Balance in family life is supported by attentive and reflective listening. Misunderstandings often stem from not listening fully to each other.
Winnie the Pooh often gets in these everyday muddles. One example is when Christopher Robin leaves a note for Winnie the Pooh that says, “Gone out, busy. Back Soon. C.R.” and poor Pooh gets confused and thinks a monster named ‘Backsoon” has taken his dear friend away. Pooh goes on to alarm everyone else and together they imagine a large purple scary monster named Backsoon has abducted Christopher.

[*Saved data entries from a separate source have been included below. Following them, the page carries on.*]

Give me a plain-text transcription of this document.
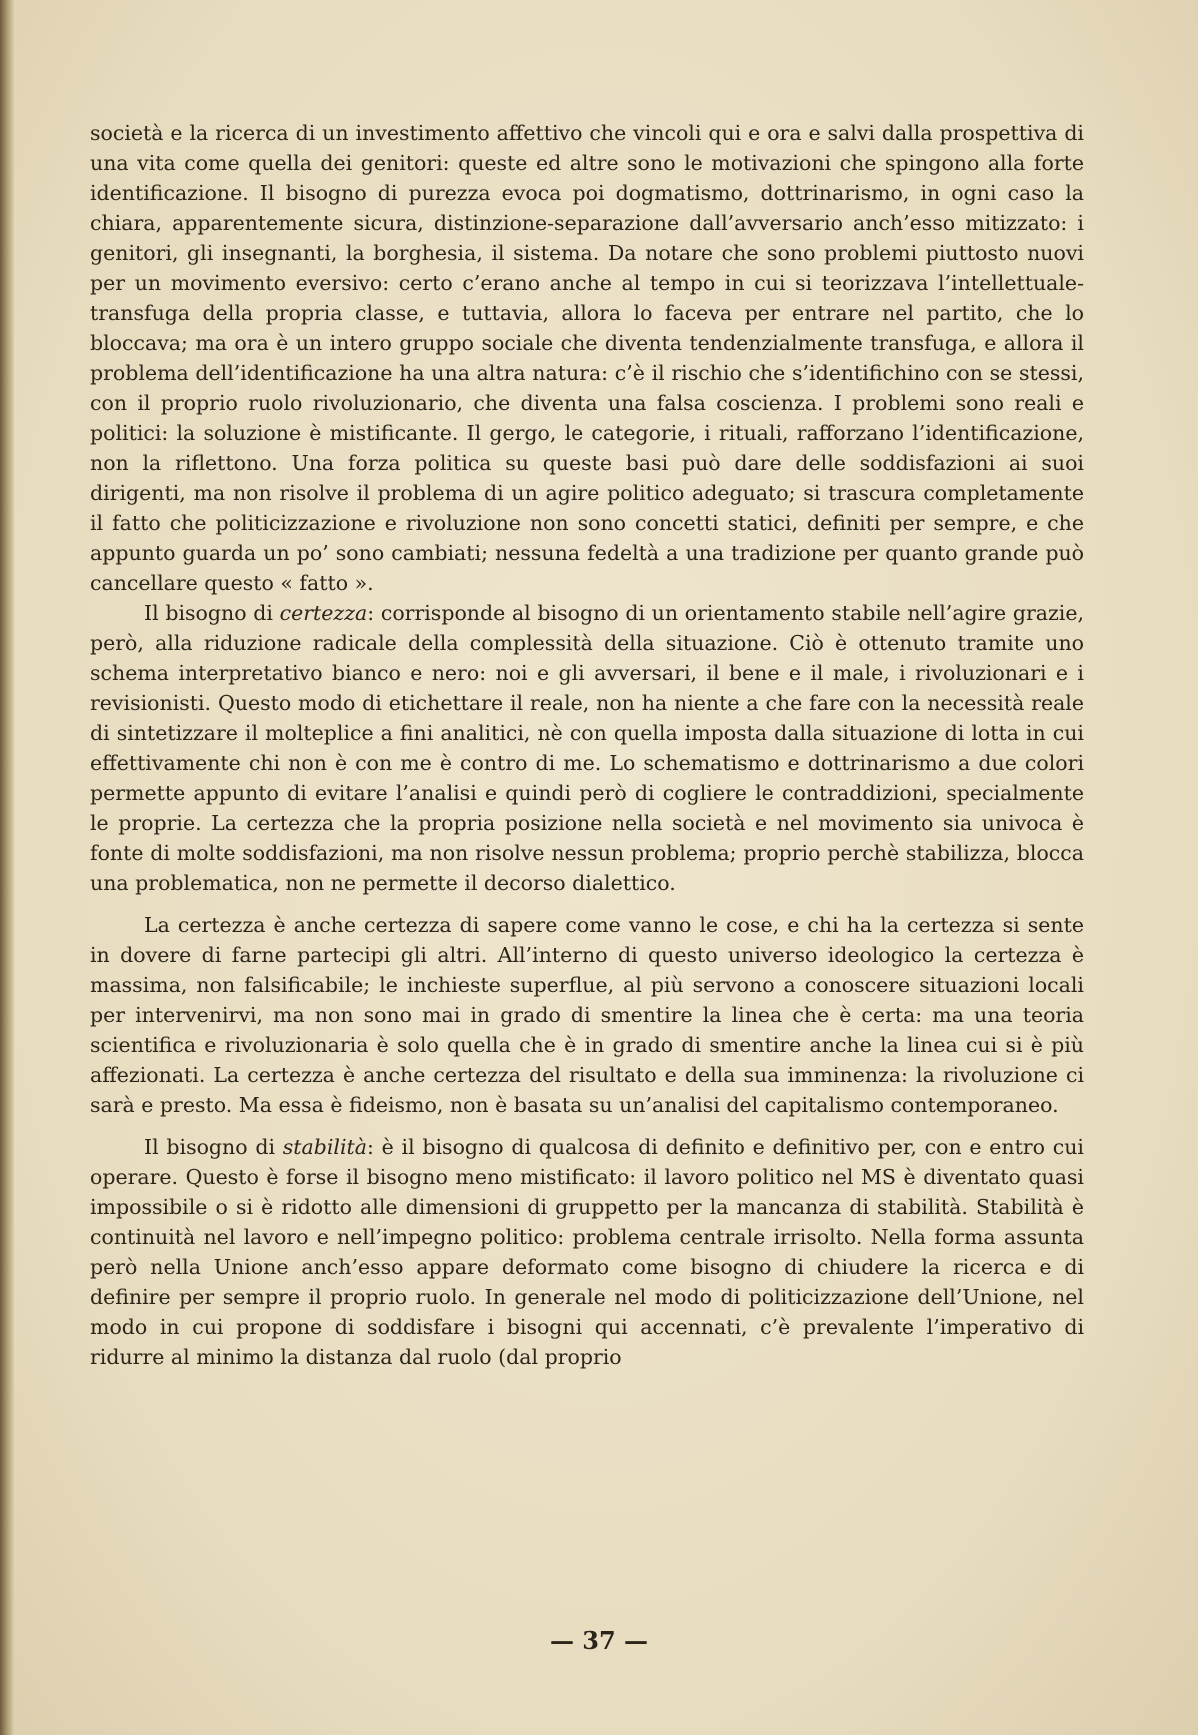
società e la ricerca di un investimento affettivo che vincoli qui e ora e salvi dalla prospettiva di una vita come quella dei genitori: queste ed altre sono le motivazioni che spingono alla forte identificazione. Il bisogno di purezza evoca poi dogmatismo, dottrinarismo, in ogni caso la chiara, apparentemente sicura, distinzione-separazione dall’avversario anch’esso mitizzato: i genitori, gli insegnanti, la borghesia, il sistema. Da notare che sono problemi piuttosto nuovi per un movimento eversivo: certo c’erano anche al tempo in cui si teorizzava l’intellettuale-transfuga della propria classe, e tuttavia, allora lo faceva per entrare nel partito, che lo bloccava; ma ora è un intero gruppo sociale che diventa tendenzialmente transfuga, e allora il problema dell’identificazione ha una altra natura: c’è il rischio che s’identifichino con se stessi, con il proprio ruolo rivoluzionario, che diventa una falsa coscienza. I problemi sono reali e politici: la soluzione è mistificante. Il gergo, le categorie, i rituali, rafforzano l’identificazione, non la riflettono. Una forza politica su queste basi può dare delle soddisfazioni ai suoi dirigenti, ma non risolve il problema di un agire politico adeguato; si trascura completamente il fatto che politicizzazione e rivoluzione non sono concetti statici, definiti per sempre, e che appunto guarda un po’ sono cambiati; nessuna fedeltà a una tradizione per quanto grande può cancellare questo « fatto ».

Il bisogno di certezza: corrisponde al bisogno di un orientamento stabile nell’agire grazie, però, alla riduzione radicale della complessità della situazione. Ciò è ottenuto tramite uno schema interpretativo bianco e nero: noi e gli avversari, il bene e il male, i rivoluzionari e i revisionisti. Questo modo di etichettare il reale, non ha niente a che fare con la necessità reale di sintetizzare il molteplice a fini analitici, nè con quella imposta dalla situazione di lotta in cui effettivamente chi non è con me è contro di me. Lo schematismo e dottrinarismo a due colori permette appunto di evitare l’analisi e quindi però di cogliere le contraddizioni, specialmente le proprie. La certezza che la propria posizione nella società e nel movimento sia univoca è fonte di molte soddisfazioni, ma non risolve nessun problema; proprio perchè stabilizza, blocca una problematica, non ne permette il decorso dialettico.

La certezza è anche certezza di sapere come vanno le cose, e chi ha la certezza si sente in dovere di farne partecipi gli altri. All’interno di questo universo ideologico la certezza è massima, non falsificabile; le inchieste superflue, al più servono a conoscere situazioni locali per intervenirvi, ma non sono mai in grado di smentire la linea che è certa: ma una teoria scientifica e rivoluzionaria è solo quella che è in grado di smentire anche la linea cui si è più affezionati. La certezza è anche certezza del risultato e della sua imminenza: la rivoluzione ci sarà e presto. Ma essa è fideismo, non è basata su un’analisi del capitalismo contemporaneo.

Il bisogno di stabilità: è il bisogno di qualcosa di definito e definitivo per, con e entro cui operare. Questo è forse il bisogno meno mistificato: il lavoro politico nel MS è diventato quasi impossibile o si è ridotto alle dimensioni di gruppetto per la mancanza di stabilità. Stabilità è continuità nel lavoro e nell’impegno politico: problema centrale irrisolto. Nella forma assunta però nella Unione anch’esso appare deformato come bisogno di chiudere la ricerca e di definire per sempre il proprio ruolo. In generale nel modo di politicizzazione dell’Unione, nel modo in cui propone di soddisfare i bisogni qui accennati, c’è prevalente l’imperativo di ridurre al minimo la distanza dal ruolo (dal proprio

— 37 —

When Chad and I got married, the pastor read from the children’s book The Velveteen Rabbit. He read these lines,
“Real isn't how you are made,' said the Skin Horse. 'It's a thing that happens to you. When a child loves you for a long, long time, not just to play with, but REALLY loves you, then you become Real.'
'Does it hurt?' asked the Rabbit.
'Sometimes,' said the Skin Horse, for he was always truthful. 'When you are Real you don't mind being hurt.'
On a walk the other day, I asked Mabel to describe what sheltering at home has been like for her with a metaphor or simile. At first she said, “MOOOOOOM, quit being a priest.” Then after some time she piped up, “It’s like I used to be able to go where I wanted and now I am like a dog on a leash.” You said it Mabel, we all feel cooped up, corralled, and confined.
As parents we have great power for our children. We can support the integration of their experiences of being cooped up into resources for a more resilient spirit.